At Stop Smiling, Nathan Kosub and Nick Pinkerton review Army of Shadows and Scarface, respectively.
"At its heart The Untouchables is a simple morality tale," writes Vincent Cosgrove in the New York Times. "But when the writing and direction coalesce, the results are gripping. That's true of the pilot and several episodes, notably one titled The Noise of Death."
"New Line's 'Platinum Series' editions have frequently been among the best 'special editions' in the market, with great care taken, even on films of questionable value," writes Andy Klein in the LA CityBeat. "Pan's Labyrinth's two-disc package is absolutely first-rate; I'm sure there will be a Plutonium-238 (or some such) edition some day, but it's hard to imagine what could be added to the current product."
Posted by dwhudson at May 29, 2007 3:37 PM
"...most agree it was Graham Robertson's Able Edwards..." (that is, if you don't count Eric Rohmer's The Lady & the Duke or Robert M. Young's Human Error/Below the Belt, both of which pre-date Able Edwards - in the case of the former, by a few years; in the latter, a few months [Belt premiered at Sundance in 2004; Edwards at SXSW shortly thereafter]).

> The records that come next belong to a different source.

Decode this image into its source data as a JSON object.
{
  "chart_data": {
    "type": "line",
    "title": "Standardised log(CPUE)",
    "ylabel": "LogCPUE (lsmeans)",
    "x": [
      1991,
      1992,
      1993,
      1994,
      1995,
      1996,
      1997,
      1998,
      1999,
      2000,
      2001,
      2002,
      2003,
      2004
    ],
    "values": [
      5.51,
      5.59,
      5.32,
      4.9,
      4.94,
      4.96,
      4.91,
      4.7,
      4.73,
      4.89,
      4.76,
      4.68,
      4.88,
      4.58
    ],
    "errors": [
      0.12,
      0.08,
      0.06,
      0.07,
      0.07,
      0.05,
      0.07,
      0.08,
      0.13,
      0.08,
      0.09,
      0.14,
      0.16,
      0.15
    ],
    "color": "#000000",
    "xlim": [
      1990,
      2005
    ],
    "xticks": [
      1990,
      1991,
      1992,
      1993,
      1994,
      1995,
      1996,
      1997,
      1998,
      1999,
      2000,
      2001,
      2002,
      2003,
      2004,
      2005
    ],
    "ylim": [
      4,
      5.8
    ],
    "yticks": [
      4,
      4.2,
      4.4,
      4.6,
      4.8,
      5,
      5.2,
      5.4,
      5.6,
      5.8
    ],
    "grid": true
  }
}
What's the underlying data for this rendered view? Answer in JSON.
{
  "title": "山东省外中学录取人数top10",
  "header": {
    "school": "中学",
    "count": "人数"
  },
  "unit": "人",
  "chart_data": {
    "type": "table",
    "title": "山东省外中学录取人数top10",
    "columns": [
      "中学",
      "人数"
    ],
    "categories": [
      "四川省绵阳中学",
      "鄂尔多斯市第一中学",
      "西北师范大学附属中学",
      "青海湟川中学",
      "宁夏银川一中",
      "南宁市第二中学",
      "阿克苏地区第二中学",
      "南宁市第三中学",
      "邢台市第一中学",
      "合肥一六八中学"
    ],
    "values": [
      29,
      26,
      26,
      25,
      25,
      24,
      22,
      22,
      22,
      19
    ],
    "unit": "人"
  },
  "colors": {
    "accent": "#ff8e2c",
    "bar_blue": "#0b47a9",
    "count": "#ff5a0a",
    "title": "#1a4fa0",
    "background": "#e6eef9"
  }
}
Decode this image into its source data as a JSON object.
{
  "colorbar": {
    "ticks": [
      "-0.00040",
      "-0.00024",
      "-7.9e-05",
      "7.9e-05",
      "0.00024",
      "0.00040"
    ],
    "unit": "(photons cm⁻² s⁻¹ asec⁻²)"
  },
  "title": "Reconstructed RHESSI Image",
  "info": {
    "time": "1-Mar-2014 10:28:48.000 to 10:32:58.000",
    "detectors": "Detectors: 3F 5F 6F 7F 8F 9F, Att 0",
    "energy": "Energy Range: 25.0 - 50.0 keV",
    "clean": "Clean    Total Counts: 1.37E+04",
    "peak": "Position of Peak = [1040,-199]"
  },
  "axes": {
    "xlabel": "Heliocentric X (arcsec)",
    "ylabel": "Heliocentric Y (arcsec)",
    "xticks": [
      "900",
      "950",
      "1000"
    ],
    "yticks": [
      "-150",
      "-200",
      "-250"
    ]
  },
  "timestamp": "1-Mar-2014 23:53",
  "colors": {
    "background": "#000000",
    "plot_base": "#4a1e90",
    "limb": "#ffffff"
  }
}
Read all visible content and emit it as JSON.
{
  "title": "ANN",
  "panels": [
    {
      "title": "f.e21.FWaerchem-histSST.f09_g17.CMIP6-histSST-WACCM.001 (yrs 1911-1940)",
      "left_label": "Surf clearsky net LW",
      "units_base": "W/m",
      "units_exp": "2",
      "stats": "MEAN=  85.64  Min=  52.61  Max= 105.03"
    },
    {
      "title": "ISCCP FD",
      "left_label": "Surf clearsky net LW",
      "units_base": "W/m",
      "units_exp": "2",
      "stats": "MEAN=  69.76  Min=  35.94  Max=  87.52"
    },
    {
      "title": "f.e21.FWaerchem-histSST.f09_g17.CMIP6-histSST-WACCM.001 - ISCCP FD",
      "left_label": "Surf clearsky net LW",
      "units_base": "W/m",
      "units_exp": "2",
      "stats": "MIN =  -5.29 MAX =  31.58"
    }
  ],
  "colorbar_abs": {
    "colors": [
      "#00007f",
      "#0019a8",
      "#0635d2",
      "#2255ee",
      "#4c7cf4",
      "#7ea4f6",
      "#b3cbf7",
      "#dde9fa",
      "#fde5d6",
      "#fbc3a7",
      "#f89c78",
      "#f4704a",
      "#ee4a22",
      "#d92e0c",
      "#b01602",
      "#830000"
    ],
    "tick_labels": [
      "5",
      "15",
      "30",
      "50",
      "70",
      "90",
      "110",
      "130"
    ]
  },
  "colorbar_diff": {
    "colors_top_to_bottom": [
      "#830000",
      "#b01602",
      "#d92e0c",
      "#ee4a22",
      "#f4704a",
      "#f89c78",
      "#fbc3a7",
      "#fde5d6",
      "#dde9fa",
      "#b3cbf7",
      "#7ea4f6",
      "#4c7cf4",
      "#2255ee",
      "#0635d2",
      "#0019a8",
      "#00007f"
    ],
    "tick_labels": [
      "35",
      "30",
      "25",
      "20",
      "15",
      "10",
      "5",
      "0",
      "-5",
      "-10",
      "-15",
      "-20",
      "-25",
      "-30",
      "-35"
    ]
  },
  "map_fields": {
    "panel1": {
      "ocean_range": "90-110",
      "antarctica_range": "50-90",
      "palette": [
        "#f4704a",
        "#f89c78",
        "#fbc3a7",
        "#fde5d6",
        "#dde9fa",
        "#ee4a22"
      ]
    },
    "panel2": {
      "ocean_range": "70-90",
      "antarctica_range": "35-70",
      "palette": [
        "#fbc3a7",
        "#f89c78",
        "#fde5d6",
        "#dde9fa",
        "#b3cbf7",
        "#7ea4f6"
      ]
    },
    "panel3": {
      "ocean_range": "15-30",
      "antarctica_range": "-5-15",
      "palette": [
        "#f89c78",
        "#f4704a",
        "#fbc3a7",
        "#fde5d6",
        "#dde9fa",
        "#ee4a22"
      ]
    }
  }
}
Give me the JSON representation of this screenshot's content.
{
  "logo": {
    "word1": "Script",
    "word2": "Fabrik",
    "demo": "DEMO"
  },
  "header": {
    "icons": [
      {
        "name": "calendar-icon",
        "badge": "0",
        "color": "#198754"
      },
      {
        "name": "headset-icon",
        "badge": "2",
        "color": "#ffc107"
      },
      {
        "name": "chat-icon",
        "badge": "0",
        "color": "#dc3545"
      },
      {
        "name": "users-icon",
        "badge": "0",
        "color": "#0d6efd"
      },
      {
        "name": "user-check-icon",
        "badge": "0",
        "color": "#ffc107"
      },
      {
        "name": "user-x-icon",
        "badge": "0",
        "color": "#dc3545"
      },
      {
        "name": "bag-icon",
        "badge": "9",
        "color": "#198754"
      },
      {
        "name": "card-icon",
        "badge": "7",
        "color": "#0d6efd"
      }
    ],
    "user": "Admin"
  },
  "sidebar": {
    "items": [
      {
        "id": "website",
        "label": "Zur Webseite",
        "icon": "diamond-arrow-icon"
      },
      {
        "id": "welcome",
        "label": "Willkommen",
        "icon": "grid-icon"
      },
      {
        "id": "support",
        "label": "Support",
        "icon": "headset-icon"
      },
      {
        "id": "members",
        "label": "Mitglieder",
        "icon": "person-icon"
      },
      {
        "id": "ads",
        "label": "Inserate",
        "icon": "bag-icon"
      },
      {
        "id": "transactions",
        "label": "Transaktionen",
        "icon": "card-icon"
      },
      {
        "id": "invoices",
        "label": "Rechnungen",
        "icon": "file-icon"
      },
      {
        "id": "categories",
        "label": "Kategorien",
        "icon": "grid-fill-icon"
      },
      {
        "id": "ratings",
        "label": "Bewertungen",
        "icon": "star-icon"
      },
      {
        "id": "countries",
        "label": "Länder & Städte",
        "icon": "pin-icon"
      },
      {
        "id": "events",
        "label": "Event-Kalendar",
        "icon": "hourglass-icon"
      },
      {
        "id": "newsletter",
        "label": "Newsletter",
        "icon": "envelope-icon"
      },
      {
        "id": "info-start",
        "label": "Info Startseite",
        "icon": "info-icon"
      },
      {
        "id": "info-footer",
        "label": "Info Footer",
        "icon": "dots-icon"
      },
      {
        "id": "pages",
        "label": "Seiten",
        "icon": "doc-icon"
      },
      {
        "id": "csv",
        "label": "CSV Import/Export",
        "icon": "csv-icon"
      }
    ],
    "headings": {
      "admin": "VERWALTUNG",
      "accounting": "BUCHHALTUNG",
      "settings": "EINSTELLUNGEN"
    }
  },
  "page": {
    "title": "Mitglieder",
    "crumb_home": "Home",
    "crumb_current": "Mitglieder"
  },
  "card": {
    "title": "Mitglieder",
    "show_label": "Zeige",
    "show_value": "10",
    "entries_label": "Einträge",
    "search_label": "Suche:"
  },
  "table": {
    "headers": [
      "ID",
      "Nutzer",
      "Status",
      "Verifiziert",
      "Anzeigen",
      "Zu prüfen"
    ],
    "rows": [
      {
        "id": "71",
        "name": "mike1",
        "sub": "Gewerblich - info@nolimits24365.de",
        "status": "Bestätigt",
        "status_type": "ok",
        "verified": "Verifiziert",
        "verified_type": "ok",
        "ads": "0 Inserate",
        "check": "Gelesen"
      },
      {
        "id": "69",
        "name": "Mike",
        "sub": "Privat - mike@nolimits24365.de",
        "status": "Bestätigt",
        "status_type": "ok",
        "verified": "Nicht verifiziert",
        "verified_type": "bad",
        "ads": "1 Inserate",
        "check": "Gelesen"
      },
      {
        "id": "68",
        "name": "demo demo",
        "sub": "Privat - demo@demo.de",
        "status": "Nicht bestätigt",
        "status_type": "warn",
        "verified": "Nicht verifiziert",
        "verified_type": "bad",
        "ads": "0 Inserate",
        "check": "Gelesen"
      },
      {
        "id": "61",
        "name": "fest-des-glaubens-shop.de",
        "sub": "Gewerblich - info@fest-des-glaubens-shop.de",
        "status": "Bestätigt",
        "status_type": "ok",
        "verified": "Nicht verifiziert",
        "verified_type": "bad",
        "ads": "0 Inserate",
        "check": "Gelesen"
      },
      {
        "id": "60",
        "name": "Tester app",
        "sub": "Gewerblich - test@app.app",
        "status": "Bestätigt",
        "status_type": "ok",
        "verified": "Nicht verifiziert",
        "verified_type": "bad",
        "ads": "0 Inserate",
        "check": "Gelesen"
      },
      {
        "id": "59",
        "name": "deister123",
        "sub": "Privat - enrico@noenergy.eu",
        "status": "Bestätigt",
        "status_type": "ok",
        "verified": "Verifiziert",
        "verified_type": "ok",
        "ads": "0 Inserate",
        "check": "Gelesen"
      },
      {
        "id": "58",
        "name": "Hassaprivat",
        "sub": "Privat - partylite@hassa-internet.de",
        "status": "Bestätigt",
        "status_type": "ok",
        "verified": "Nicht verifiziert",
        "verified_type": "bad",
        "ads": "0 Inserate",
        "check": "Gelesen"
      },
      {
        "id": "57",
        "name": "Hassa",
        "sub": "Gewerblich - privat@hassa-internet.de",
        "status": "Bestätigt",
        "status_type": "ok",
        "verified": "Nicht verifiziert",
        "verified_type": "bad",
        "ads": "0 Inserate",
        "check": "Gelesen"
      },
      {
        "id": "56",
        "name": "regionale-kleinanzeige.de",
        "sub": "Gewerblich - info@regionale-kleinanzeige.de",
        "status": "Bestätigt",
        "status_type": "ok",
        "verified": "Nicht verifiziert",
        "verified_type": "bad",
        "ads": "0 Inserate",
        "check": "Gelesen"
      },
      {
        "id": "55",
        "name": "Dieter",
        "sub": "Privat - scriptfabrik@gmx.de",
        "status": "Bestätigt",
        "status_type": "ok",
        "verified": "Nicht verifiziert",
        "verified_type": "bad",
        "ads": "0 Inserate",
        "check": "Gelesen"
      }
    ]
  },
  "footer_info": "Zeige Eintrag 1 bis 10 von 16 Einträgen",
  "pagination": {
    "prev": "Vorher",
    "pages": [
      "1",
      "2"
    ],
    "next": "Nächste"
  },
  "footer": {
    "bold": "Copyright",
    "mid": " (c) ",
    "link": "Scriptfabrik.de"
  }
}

Posted by: Jonathan Marlow at May 30, 2007 12:15 PMHow come nobody ever mentions the last couple of Star Wars with these films? Same process, only they didn't promote themselves as such.
Posted by: at May 30, 2007 2:39 PMTrue, but the Rohmer film still has Lucas beat. It was released in September of 2001. The second STAR WARS (really the first of the series to extensively use digital sets) wasn't until May of 2002.